Mutlu mudur, değil midir? Duygularına önem verilir mi? Evde söz hakkı var mıdır bilinmez.  

Bilinen tek bir gerçek vardır; eğitimden uzak bırakılmış, bir meslek sahibi olmasına imkan sağlanmamıştır.  

Mesleği olmadığından çalışma hayatında yerini alamamış, ekonomik bağımsızlığını kazanamamıştır.  

İşte bu yüzden güçsüzdür kadınlarımız. Bu güçsüzlük içinde, kocasının getireceği "bir dilim ekmeğe" muhtaçtır kadın.  

Ülkemizin geniş bir kesiminde tablo böyledir.  

Şayet üretime katkıda bulunarak ekonomik güce ulaşsalardı böyle mi olurdu kadınlarımız? Ya nasıl olurlardı? Elleri uzun, kolları uzun ve de "dilleri uzun" :-)))  

Ellerinin kollarının uzun olması istedikleri gibi harcama yapabilecek olduklarının ifadesidir. Dillerinin uzun oluşu, özgüvenleri oluşacağından rahat konuşabileceklerinin esprili anlatımı.  

Doğarken yaşama 1-0 yenik olarak başlar kadınlarımız. Sonrasında hep "ikinci sınıf" olarak görülmüşlerdir. Bu düşünce tarzı, bölgeler arası fark yapmakta, batıya doğru gidildikçe bu görüş gücünü kaybetmektedir.  

Eğitim alıp meslek sahibi olsalar bile, işe alınmalarda "erkekler" tercih edilmektedir. Askerlik gibi şerefli bir vatan görevini, ülkemizde erkekler yapar da kadınlarımız yapmaz. Bunda bile lehde/aleyhte olduğu tartışılan ayrım vardır.  

Kadınlarımız, eştir, annedir. Kadın olmak bilhassa "annelik" kutsallığıyla ödülledirilmek mutlulukların zirvelerine ulaşmaktır.  

Peki kadınlarımıza reva görülen şiddet nedendir? O şiddeti uygulayanlar da bir kadından doğmadılar mı? Şahsen, kadınlarına şiddet uygulayanları kınıyorum. Sonrasında, onun pişirdiklerini yiyerek, aynı evde yaşamaları nasıl olur? İnanılır gibi değil. Yaşantımda hiç şiddet görmedim, "şiddet gördüm" diye espri yaptığım bir arkadaş inandı, şaşırdım. :-))  

Şiddet uygulanan bir evde ilk zamanlardaki yani şiddet öncesi sevgi aynen devam eder mi? Sanmıyorum, çünkü kadınlar unutmazlar.  

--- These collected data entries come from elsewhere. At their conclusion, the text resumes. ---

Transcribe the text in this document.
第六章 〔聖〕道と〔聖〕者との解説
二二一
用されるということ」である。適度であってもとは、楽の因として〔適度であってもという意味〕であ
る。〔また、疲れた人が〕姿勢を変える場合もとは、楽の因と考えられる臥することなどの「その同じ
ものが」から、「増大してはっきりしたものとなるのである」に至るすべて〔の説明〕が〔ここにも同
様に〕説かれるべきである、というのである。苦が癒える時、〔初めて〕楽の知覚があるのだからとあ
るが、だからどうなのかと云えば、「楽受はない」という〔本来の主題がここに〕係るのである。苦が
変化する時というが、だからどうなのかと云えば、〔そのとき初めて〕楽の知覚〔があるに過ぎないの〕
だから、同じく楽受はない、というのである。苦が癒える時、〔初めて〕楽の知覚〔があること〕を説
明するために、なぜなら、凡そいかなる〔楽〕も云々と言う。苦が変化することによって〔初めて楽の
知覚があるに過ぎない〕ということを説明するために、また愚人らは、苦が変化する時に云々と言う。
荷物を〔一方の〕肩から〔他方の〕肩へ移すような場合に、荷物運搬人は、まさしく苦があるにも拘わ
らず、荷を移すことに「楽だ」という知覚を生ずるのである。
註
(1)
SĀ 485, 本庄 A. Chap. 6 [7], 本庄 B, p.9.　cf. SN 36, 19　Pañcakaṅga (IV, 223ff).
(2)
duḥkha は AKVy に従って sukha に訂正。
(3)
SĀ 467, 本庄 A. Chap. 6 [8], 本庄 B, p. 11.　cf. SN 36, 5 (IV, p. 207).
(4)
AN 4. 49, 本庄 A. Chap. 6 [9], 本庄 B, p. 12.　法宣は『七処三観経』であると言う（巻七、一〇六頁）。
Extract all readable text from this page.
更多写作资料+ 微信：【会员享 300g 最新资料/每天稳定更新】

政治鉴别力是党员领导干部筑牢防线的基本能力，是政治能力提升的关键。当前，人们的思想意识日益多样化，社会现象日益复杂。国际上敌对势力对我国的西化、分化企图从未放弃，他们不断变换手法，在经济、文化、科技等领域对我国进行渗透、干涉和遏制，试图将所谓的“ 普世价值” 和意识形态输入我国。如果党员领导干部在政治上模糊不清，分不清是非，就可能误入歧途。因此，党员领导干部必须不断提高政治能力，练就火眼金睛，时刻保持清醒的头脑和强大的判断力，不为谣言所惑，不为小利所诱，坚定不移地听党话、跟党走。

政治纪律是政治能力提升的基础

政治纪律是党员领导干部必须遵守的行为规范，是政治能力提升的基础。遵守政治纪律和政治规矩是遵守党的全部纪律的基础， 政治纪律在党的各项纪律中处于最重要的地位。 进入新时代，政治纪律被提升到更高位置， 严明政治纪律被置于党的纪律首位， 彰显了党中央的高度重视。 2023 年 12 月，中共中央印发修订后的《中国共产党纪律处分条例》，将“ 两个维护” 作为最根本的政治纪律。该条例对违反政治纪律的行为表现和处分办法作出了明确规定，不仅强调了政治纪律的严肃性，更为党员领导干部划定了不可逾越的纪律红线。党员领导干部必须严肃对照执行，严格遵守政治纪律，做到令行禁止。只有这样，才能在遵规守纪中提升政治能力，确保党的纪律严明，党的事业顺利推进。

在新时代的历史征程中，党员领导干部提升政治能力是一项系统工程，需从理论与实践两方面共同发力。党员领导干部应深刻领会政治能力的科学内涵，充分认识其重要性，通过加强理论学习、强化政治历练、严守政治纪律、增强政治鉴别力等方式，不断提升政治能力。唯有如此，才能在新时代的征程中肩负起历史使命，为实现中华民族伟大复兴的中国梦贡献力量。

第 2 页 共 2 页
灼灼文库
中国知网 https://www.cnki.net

Tatlı dil varken, hoş sohbetler varken, tolerans varken, yaşamın güzelliklerinde olmak varken...  

Tercihimiz güzelliklerden yana olmalı, sözle veya fiziki şiddet olmamalı.  

 

Bünye olarak erkeğe göre zayıftır kadınlar. Ama kadınların zekasını da gözardı etmemek gerekir. Duygusal zekada üstün olan kadınlarımız, uzlaşmacı, ılımlı ve olumlu ve de buluşcudur. Münakaşadan ve kargaşadan hoşlanmazlar, barış severdirler.  

Bu durum onların zaafiyeti değildir. Sabırlıdırlar. Ama bıçak kemiğe dayandığında "yeter artık" diyebilecek yüreğe sahiptirler. Bardaktan son damla taştığında yapılmaması gereken en uç fiilleri işleyip, üçüncü sayfalarda olabilecek cesareti de gösterebilirler.  

Kadınlarımızın onurlarına saygı gösterilmelidir.  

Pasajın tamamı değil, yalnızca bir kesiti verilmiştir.